Thursday, August 16, 2018

GM's Tricks of the Trade

This is the third in a sporadic series of emails sent out by Troll Lord Games on becoming a better GM:

Being a GM, DM, or CK is a tricky business. You must be able to think on the fly, keep people engaged and lead them down the path to adventure. Bogged down in the minutiae? Stuck in a dungeon? It's important to lead the players to the best game they can have. That's why our CEO and founder, Stephen Chenault -- a gamer for over 40 years and CK that can keep a game of 20 plus moving smoothly -- has put together another 5 gems guaranteed to give you your best game.
#1: One of the GM’s major tools are their descriptions. Whether the characters are in a dungeon or wandering overland, in a battle or talking to an NPC, describing the scene and the monsters and people is a key part of the table top experience. When describing things don’t forget smell and sounds. Describe what the see, but tell them how it smells, try to relate it to something they might already know, such as fresh baked bread. The sounds of things too are important. These senses can bring someone into a scene like nothing else.

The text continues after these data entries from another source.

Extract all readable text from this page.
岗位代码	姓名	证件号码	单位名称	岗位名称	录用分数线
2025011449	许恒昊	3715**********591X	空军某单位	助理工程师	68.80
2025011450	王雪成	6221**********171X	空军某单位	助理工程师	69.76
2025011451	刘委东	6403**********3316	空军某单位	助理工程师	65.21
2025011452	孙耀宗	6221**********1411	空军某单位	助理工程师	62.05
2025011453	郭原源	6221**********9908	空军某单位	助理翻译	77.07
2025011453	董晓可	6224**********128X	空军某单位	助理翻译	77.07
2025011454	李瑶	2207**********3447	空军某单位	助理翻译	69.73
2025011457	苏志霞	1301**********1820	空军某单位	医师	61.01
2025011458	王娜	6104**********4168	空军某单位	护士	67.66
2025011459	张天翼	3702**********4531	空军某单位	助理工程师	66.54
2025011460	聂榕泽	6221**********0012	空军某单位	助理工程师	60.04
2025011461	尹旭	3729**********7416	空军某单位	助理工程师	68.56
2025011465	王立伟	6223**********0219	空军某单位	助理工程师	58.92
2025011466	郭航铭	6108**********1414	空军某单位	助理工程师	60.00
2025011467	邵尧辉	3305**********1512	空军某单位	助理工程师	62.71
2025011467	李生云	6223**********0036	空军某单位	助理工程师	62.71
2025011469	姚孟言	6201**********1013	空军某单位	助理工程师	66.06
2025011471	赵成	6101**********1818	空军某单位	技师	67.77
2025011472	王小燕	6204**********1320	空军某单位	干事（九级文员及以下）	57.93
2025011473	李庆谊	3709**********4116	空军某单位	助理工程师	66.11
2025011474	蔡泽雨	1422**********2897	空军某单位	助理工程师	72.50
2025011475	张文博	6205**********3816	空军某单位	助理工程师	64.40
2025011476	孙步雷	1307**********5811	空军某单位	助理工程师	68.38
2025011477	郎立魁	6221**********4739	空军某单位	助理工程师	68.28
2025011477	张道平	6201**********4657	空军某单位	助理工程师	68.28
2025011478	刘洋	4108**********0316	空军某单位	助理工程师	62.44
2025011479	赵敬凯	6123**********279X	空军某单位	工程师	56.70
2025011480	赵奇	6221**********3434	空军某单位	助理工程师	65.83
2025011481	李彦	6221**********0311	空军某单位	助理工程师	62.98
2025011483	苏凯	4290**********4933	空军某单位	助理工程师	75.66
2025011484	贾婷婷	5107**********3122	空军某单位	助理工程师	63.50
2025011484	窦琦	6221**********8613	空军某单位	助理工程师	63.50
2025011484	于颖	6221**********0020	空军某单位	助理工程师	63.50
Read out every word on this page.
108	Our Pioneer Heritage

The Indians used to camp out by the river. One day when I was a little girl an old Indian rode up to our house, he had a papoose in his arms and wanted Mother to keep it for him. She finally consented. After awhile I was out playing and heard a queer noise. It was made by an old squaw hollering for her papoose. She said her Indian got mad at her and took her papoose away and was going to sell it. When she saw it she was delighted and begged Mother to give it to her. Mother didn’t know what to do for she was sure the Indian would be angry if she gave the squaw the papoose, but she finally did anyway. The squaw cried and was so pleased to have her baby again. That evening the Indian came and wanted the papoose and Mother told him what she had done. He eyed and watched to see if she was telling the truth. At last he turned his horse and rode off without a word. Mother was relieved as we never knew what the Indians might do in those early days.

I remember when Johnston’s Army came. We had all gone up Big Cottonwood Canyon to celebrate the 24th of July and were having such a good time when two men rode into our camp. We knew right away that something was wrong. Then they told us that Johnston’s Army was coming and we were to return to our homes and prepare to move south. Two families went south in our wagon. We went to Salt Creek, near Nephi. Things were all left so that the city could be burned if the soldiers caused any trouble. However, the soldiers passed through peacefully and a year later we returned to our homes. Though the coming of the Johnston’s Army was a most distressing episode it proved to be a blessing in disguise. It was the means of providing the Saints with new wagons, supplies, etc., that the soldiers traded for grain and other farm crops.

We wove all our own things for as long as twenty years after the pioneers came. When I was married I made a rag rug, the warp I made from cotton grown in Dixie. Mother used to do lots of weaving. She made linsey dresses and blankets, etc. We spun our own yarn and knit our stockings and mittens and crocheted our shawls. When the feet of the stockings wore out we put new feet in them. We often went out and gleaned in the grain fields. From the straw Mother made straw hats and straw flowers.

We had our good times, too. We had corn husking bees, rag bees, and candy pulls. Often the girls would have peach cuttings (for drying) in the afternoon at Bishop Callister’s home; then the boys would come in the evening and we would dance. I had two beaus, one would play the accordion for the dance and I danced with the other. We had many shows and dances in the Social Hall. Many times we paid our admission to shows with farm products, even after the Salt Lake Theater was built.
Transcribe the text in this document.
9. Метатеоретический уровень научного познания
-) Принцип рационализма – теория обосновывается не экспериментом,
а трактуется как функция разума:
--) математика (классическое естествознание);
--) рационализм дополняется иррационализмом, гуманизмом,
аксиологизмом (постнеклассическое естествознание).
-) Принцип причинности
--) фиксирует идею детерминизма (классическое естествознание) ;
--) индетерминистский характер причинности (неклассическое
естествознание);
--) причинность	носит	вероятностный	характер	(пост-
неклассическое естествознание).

#2: Don’t underestimate simple adventures. A quick adventure with a very simple plot can be loads of fun. A hunt, transporting an item, a 3-room barrow mound. Include 1-2 NPCs and allow for lots of role playing. These adventures are easy to prepare for and can fill up several hours with no problem and really engage the players.
#3: Try not to allow anyone get lost at the table. If someone is not participating or allowing others to run their characters, figure out what skills they have and adjust the situation enough to give them reason to make a check. It can be any kind of attribute check, from something as simple as discerning an NPC’s intent to as complex as tracking a wild boar. One simple check can bring someone to the table quickly.
#4: A great way to break in a new player to most role-playing games and teach them the game’s mechanics quickly is with terrain, specifically swimming a river. Crossing the river can require a great many different attribute checks, from intelligence and perception in finding the best area to swim, to the actual act of swimming with dexterity, and even strength and constitution in surviving the swim. Crossing a river can easily require 4-5 different attribute checks. And as importantly, you can control the outcome by mitigating the challenge level you assign, the challenge level can change constantly (it need not be only one check to swim) and if things go poorly hidden material under the water can offer more attribute checks, allowing a drowning character the chance to grab hold of something or stand on it. Once the river is crossed, the new player should have a better understanding of the mechanics.

#5: Rolling dice is fun! Obviously, the GM has to make many of the rolls. But, whenever you can yield a roll to the players, do so. Don’t roll to see if the horse bolts, allow them to roll to see if they can better control the horse. If they want to do something, have them make an attribute check, you can govern the outcome with bonuses and penalties, but allow them to make the check.